令和2年度決算では19億円ほど計上されていますが、健診内容の内訳について伺います。また本市の実施するがん検診で発見した症例数について伺います。

答弁

令和2年度決算額の内訳につきましては、

胃がん検診、約5億7,400万円、
子宮頸がん検診、約3億3,000万円、
肺がん検診、約4億1,200万円、
乳がん検診、約2億400万円、
大腸がん検診、約3億1,500万円、
その他、がん検診の推進及び受診率向上事業、約7,600万円でございます。

次に、本市がん検診受診者で、精密検査の結果が「がん」であった方につきましては、令和元年度実績として、胃がん101名、子宮頸がん14名、肺がん54名、乳がん100名、大腸がん258名となっております。

質問

健診内容やその予算配分の決定プロセスについて伺います。

答弁

対策型がん検診の内容につきましては、国の「がん対策推進基本計画」等に基づくとともに、「川崎市がん検診連絡調整会議」の各委員の御意見を伺いながら、決定しているところでございます。

また、検診委託料につきましては、5つのがん検診の過去の実績等を勘案し、受診見込者数を推計の上、各がん検診における必要経費を計上し、市議会の承認をいただき予算化されたものでございます。

質問

ABC検診など、1がん症例を発見するために他の検診の費用の低減、あるいは早期発見につながるがんスクリーニングの導入に向けた検討状況、またその見通しについて伺います。

答弁

対策型がん検診につきましては、国の「がん対策推進基本計画」の中で、指針に基づいて実施することとされていることから、本市におきましては、その指針で示されている有効性が科学的に証明された「胃部エックス線検査」と「胃内視鏡検査」を実施しているところでございます。

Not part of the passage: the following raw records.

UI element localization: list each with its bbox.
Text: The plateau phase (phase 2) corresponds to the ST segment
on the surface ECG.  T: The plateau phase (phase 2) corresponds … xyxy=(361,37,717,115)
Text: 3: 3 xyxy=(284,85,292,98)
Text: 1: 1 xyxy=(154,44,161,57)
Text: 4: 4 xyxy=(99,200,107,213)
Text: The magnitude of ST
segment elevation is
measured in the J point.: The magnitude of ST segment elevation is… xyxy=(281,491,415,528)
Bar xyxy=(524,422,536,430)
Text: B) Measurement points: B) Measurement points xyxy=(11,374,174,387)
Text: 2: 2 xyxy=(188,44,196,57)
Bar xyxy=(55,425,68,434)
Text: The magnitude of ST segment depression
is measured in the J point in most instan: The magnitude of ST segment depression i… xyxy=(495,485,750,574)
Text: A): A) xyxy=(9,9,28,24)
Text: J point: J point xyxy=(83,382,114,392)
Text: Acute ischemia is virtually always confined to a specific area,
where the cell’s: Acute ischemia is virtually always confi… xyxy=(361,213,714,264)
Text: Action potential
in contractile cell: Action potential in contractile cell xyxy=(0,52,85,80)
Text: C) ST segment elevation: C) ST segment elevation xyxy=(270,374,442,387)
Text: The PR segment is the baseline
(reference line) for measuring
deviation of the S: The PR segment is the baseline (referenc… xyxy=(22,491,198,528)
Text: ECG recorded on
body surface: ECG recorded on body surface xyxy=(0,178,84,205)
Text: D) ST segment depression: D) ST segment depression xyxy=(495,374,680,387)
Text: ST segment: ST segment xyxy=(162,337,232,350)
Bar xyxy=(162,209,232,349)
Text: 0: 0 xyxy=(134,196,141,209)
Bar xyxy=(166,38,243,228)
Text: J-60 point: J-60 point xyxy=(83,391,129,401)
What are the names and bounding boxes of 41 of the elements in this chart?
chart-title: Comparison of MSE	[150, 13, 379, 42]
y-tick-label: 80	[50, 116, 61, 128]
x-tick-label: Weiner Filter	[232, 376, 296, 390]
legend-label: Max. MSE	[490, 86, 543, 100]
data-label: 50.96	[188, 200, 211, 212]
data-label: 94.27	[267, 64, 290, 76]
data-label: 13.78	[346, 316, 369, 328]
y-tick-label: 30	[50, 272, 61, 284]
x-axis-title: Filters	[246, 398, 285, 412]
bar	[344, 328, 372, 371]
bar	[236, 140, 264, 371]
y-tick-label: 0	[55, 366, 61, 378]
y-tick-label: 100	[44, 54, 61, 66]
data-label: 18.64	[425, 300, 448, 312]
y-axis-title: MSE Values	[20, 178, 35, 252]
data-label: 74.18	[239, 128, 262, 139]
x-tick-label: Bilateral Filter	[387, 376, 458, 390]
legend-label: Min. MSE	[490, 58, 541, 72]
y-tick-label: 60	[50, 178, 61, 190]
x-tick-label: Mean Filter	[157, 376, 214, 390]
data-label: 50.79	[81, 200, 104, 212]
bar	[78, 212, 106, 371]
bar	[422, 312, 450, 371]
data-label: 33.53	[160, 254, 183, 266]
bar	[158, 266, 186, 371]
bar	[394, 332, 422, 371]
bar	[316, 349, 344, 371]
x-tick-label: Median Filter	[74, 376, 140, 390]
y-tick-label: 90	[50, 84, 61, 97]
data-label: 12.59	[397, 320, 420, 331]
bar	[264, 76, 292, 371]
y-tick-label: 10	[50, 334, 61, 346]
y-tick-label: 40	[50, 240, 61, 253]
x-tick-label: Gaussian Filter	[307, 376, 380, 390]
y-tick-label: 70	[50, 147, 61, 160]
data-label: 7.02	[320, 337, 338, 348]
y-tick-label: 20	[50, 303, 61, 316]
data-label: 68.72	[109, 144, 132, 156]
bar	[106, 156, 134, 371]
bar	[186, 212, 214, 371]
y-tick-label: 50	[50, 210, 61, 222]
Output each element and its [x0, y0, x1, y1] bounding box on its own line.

ヘリコバクター・ピロリ抗体検査とペプシノゲン検査の併用法、いわゆる「ABC検査」につきましては、個別の胃がんリスクに応じた胃がん検診の提供体制の構築には、検診への応用が可能な新たなリスク層別化の方策とその有効性の科学的根拠を求める必要があり、現時点においては胃がん検診に用いる科学的根拠が不十分な状況にございます。

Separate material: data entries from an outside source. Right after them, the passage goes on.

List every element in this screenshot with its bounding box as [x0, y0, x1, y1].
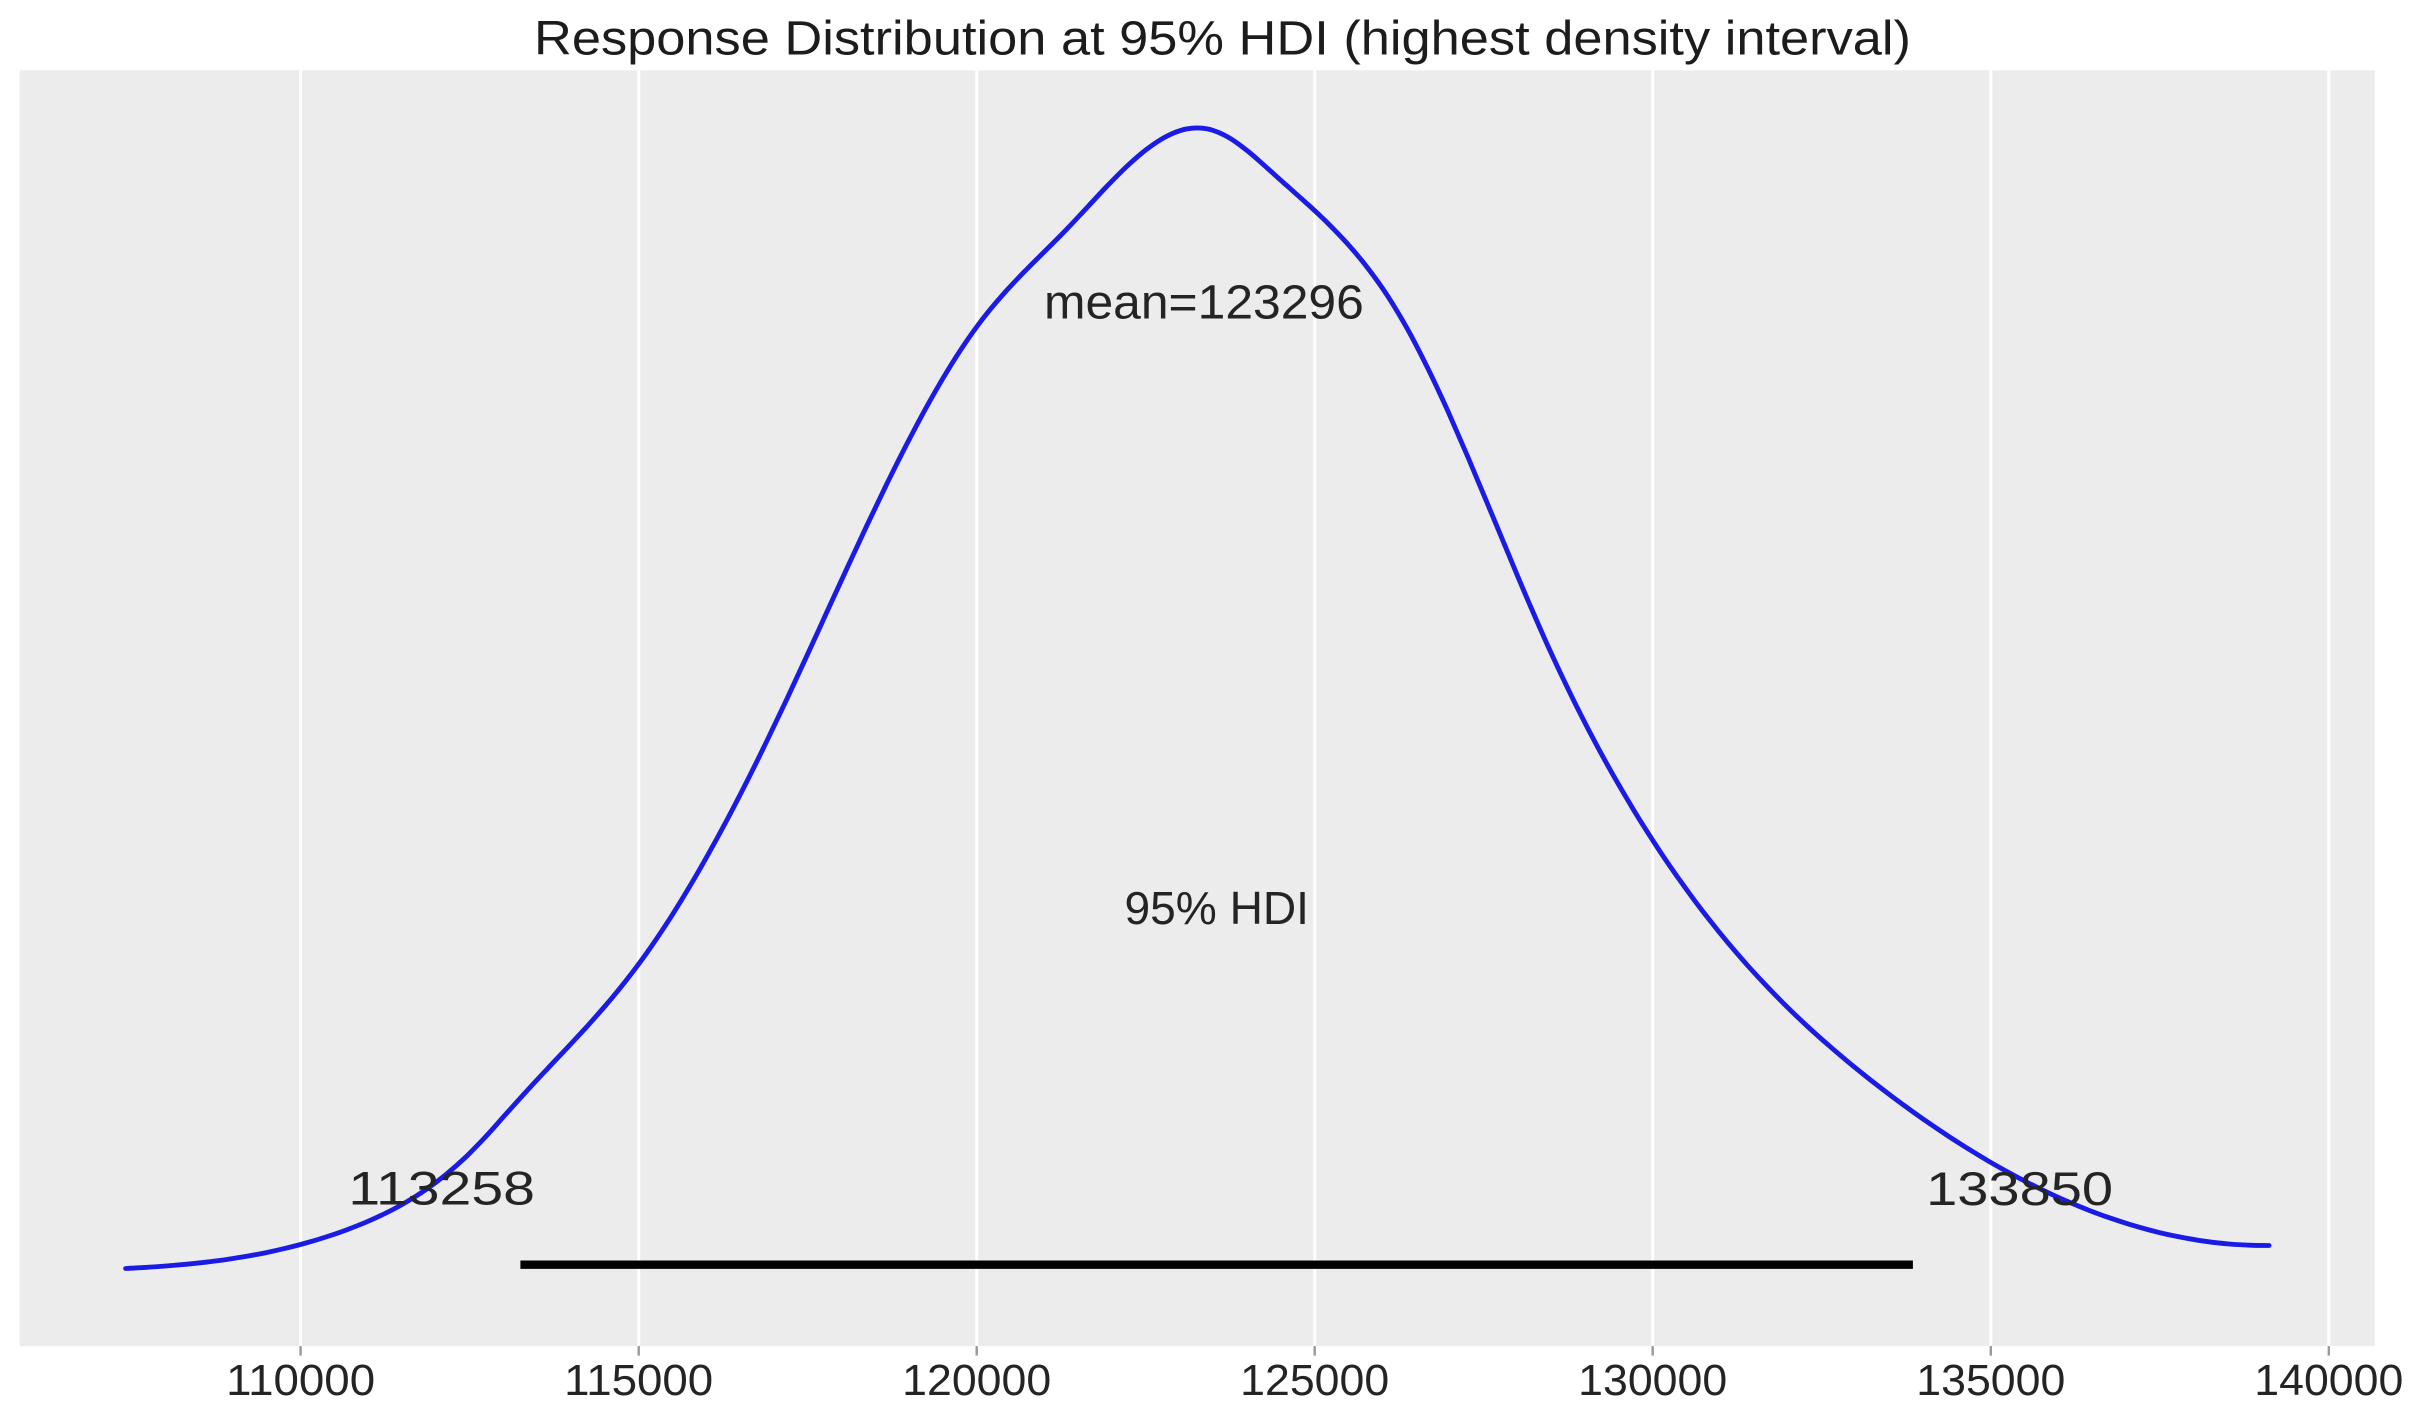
svg-text:113258: 113258	[348, 1162, 535, 1215]
svg-text:mean=123296: mean=123296	[1044, 276, 1364, 330]
svg-text:140000: 140000	[2254, 1356, 2403, 1405]
svg-text:133850: 133850	[1926, 1162, 2113, 1215]
svg-text:135000: 135000	[1916, 1356, 2065, 1405]
svg-text:120000: 120000	[902, 1356, 1051, 1405]
svg-text:110000: 110000	[226, 1356, 375, 1405]
svg-text:130000: 130000	[1578, 1356, 1727, 1405]
svg-text:Response Distribution at 95% H: Response Distribution at 95% HDI (highes…	[534, 12, 1911, 65]
svg-text:95% HDI: 95% HDI	[1125, 882, 1310, 934]
svg-text:125000: 125000	[1240, 1356, 1389, 1405]
svg-text:115000: 115000	[564, 1356, 713, 1405]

一方で、胃がん罹患リスクを適切に分類し、低リスク者の検診間隔を延長して受診者の負担を軽減し、検診対象者を高リスク者に集約できるようになれば、限られた医療資源を有効に活用して効率的な検診提供体制が構築できることが期待されることから、現在、日本医療研究開発機構における研究が進められている状況にありますので、本市といたしましては、それらの動向を注視してまいりたいと考えているところでございます。

(上原)

例えば胃がん患者を発見するのに、500万円程度がかかっています。この数値自体は各種調査を見ても妥当な範囲ですが、国の補助も政令市なので1/3と不利な状況です。低廉なスクリーニング検査で、高リスク群の事前特定を組み合わせれば、発見率は飛躍的に高まるので、一症例当たりのコストもこれに応じて下げていくことができる、また早期発見にもつながる、さらには医療費低減にもつながりうるという方向性で、市の独自の検査としても検討されることを望みます。